Re: [whatwg] Semantics in HTML

2006-11-04 Thread Henri Sivonen

On Nov 2, 2006, at 00:17, Anne van Kesteren wrote:

On Wed, 01 Nov 2006 20:55:58 +0100, James Graham [EMAIL PROTECTED]  
wrote:
To take a slight detour into the (hopefully not too) abstract,  
what do people think the fundamental point of semantics in HTML is?


I think the fundamental point is allowing programmatic processing of  
documents in ways that are *useful* and that semantic markup makes  
*practical* but that would be considerably less practical with  
presentation-based heuristics *and* enabling the processing without  
those wanting to do it having to negotiate with the author (or  
enabling the author to get off-the-shelf software for processing his/ 
her own documents).


Rendering for media different from the author's primary target is  
such processing done in software controlled by others.


Indexing documents and taking extracts for display in search results  
is such processing done in software controlled by others.


Generating a table of contents could be a case of the author wanting  
to get off-the-shelf software that works with his/her own documents.

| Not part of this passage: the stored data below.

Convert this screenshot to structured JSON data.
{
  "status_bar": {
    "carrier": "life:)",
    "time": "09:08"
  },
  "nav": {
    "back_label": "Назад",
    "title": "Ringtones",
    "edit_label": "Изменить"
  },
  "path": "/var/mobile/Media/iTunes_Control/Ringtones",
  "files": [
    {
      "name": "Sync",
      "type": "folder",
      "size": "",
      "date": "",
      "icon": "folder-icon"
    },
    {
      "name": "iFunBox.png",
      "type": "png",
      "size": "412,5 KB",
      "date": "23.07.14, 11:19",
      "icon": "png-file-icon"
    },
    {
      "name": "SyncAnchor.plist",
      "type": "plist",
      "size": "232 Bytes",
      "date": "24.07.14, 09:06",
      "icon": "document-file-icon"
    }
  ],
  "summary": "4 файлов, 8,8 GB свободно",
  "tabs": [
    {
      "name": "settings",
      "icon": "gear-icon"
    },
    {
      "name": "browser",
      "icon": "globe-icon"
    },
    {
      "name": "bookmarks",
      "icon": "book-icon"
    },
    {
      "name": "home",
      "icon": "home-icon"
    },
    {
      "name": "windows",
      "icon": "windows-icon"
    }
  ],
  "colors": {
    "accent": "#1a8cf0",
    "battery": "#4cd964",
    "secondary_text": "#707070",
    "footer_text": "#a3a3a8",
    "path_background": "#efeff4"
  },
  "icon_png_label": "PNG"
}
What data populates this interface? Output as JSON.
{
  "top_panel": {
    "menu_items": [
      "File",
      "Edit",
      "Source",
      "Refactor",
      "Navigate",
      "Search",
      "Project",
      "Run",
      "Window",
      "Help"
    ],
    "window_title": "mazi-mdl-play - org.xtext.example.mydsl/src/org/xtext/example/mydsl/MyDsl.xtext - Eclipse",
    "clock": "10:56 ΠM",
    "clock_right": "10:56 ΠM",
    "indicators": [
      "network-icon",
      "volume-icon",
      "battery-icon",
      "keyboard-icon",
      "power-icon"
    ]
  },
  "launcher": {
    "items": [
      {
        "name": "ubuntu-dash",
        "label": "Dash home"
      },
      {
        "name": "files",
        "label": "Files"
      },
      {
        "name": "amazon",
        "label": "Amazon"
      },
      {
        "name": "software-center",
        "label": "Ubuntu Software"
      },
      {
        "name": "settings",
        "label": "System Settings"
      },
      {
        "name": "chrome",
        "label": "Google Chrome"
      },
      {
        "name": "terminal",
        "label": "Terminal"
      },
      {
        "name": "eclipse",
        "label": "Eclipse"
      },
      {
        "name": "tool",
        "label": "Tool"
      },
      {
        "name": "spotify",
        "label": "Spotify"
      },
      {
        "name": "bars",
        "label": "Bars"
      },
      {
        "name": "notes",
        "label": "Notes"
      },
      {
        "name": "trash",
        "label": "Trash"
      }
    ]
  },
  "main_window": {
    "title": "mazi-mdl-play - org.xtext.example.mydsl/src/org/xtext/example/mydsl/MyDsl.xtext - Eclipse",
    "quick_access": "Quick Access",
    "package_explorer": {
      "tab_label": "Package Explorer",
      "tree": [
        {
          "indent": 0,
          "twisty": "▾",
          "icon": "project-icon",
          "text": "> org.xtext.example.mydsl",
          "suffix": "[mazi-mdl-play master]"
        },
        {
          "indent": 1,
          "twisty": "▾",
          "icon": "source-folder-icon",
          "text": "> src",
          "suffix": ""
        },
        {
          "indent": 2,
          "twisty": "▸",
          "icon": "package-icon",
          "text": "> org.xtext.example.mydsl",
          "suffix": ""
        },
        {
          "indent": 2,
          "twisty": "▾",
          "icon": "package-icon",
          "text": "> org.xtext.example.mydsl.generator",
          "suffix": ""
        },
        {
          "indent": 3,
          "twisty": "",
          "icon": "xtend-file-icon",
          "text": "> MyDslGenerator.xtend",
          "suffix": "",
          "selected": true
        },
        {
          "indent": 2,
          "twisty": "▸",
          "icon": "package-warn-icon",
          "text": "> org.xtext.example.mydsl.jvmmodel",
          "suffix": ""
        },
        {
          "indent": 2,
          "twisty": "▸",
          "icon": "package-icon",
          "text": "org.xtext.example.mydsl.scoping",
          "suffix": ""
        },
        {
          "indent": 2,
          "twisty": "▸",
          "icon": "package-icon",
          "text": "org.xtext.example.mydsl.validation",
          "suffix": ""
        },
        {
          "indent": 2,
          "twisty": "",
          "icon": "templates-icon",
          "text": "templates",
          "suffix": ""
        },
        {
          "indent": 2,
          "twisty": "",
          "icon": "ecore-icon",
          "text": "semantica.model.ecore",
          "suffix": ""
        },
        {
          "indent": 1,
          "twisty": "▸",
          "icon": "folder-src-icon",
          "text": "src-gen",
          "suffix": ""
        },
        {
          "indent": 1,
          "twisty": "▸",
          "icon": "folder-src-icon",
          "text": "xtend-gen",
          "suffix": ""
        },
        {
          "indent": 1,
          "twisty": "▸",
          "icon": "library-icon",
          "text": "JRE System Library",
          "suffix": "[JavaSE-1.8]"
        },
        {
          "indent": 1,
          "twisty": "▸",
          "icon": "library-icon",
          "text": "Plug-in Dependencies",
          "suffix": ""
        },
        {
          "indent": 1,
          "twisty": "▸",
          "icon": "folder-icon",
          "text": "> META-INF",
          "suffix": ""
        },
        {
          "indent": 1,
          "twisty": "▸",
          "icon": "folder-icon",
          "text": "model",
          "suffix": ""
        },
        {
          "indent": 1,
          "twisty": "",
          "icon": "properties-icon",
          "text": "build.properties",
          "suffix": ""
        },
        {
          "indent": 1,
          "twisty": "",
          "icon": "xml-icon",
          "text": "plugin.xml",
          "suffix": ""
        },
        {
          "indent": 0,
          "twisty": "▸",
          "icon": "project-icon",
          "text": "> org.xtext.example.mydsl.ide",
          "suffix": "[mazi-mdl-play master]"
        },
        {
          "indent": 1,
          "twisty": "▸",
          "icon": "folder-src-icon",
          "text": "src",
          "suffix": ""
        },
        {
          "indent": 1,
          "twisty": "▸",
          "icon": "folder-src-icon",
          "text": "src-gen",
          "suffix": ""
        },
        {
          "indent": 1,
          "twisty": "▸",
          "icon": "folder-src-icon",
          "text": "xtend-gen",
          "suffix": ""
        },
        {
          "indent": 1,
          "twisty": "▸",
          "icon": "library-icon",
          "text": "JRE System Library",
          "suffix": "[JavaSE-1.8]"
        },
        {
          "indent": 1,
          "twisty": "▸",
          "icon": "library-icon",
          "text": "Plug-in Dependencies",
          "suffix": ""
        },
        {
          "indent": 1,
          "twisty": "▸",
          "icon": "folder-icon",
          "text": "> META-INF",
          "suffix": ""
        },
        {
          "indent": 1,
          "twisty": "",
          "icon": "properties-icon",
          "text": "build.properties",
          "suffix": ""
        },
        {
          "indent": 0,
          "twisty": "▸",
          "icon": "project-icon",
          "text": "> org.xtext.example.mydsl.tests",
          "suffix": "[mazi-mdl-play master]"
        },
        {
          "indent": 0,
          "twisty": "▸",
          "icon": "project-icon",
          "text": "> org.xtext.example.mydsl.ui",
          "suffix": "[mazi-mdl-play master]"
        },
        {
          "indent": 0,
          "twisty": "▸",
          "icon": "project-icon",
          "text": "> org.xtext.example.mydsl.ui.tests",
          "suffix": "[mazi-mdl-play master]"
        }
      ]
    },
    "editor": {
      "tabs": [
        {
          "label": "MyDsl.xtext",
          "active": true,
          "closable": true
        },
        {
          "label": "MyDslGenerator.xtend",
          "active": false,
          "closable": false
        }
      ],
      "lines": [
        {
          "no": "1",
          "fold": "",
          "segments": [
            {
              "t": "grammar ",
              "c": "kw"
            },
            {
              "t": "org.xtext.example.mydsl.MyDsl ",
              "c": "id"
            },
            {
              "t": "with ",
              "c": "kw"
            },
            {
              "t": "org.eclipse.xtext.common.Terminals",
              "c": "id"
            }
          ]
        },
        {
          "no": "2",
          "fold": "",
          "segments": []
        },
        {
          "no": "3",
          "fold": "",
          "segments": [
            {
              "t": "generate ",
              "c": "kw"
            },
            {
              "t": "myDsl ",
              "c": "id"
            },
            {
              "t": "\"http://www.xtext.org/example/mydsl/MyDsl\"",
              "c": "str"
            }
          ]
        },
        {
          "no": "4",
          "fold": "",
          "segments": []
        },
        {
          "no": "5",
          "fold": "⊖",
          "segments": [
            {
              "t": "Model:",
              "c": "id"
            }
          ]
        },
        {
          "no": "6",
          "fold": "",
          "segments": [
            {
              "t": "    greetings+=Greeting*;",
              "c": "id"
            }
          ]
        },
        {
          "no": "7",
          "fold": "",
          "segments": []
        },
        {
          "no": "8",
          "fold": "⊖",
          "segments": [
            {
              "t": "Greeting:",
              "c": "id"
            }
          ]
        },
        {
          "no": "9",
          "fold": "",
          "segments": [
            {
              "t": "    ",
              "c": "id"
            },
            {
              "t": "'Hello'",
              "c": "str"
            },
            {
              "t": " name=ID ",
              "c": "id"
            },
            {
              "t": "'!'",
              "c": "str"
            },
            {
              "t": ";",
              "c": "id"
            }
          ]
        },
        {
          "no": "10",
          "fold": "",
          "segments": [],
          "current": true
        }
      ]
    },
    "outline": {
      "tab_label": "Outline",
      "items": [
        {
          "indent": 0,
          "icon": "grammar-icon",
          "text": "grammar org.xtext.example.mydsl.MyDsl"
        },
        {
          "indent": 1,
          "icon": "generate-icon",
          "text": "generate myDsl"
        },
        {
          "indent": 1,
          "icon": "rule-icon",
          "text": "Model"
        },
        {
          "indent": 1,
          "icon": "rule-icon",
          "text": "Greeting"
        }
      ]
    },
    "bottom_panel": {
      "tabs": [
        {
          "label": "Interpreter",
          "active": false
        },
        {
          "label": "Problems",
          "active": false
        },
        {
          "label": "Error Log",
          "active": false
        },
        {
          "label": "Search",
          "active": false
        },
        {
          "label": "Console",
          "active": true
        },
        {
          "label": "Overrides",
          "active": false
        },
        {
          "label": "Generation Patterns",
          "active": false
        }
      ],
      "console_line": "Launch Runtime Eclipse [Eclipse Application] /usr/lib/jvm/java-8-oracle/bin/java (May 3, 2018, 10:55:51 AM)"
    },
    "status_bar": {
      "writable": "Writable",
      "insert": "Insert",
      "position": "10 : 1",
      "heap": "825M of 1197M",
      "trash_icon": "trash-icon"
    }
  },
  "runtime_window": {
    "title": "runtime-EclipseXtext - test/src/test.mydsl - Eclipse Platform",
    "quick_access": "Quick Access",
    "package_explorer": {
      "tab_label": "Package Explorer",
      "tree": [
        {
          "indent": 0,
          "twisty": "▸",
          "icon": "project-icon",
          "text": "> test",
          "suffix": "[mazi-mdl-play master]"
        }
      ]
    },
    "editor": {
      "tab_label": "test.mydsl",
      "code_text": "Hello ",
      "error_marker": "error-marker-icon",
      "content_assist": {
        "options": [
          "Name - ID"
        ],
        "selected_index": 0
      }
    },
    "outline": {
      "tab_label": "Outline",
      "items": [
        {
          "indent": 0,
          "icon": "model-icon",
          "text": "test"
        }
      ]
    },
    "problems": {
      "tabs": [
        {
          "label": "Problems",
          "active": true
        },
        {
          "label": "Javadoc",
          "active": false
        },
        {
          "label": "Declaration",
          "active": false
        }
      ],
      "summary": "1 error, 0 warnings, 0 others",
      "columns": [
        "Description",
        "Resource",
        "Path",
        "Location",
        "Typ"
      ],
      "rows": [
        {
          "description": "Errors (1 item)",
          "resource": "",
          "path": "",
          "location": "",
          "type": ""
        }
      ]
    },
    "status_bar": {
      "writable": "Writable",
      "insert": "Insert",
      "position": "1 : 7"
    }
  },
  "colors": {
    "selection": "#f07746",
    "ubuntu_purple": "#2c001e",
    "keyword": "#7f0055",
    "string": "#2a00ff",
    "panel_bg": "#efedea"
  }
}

So I think the merit of semantic elements in HTML should not be  
judged in terms of the willingness of semanticists to express stuff  
but instead the merit should be judged against the willingness of  
software developers to write software that consumes the expression  
for a useful purpose and the whether authors in general are  
incentivized to support such processing (either knowingly or as a  
side effect of accomplishing other goals).



Those elements should then not have any presentational aspect


Why not?

To serve media-independent presentation, having reasonable  
presentations for different media is more useful than having a  
semantic definition.


(What kinds of different media there can be is limited by how you can  
deliver data into a human. In the absence of direct-to-brain  
transfers, you are in practice limited to visual, aural and tactile  
media.)



We probably don't want things like:

  sci-fi-serie-titleStargate Atlantis/sci-fi-serie-title


Although I suppose that at some point you do want to able to  
express the latter.


I think we should not care if someone wants to *express* it unless  
there is notable practical interest in *consuming* the expression.  
(Not would be cool interest but would write software interest.)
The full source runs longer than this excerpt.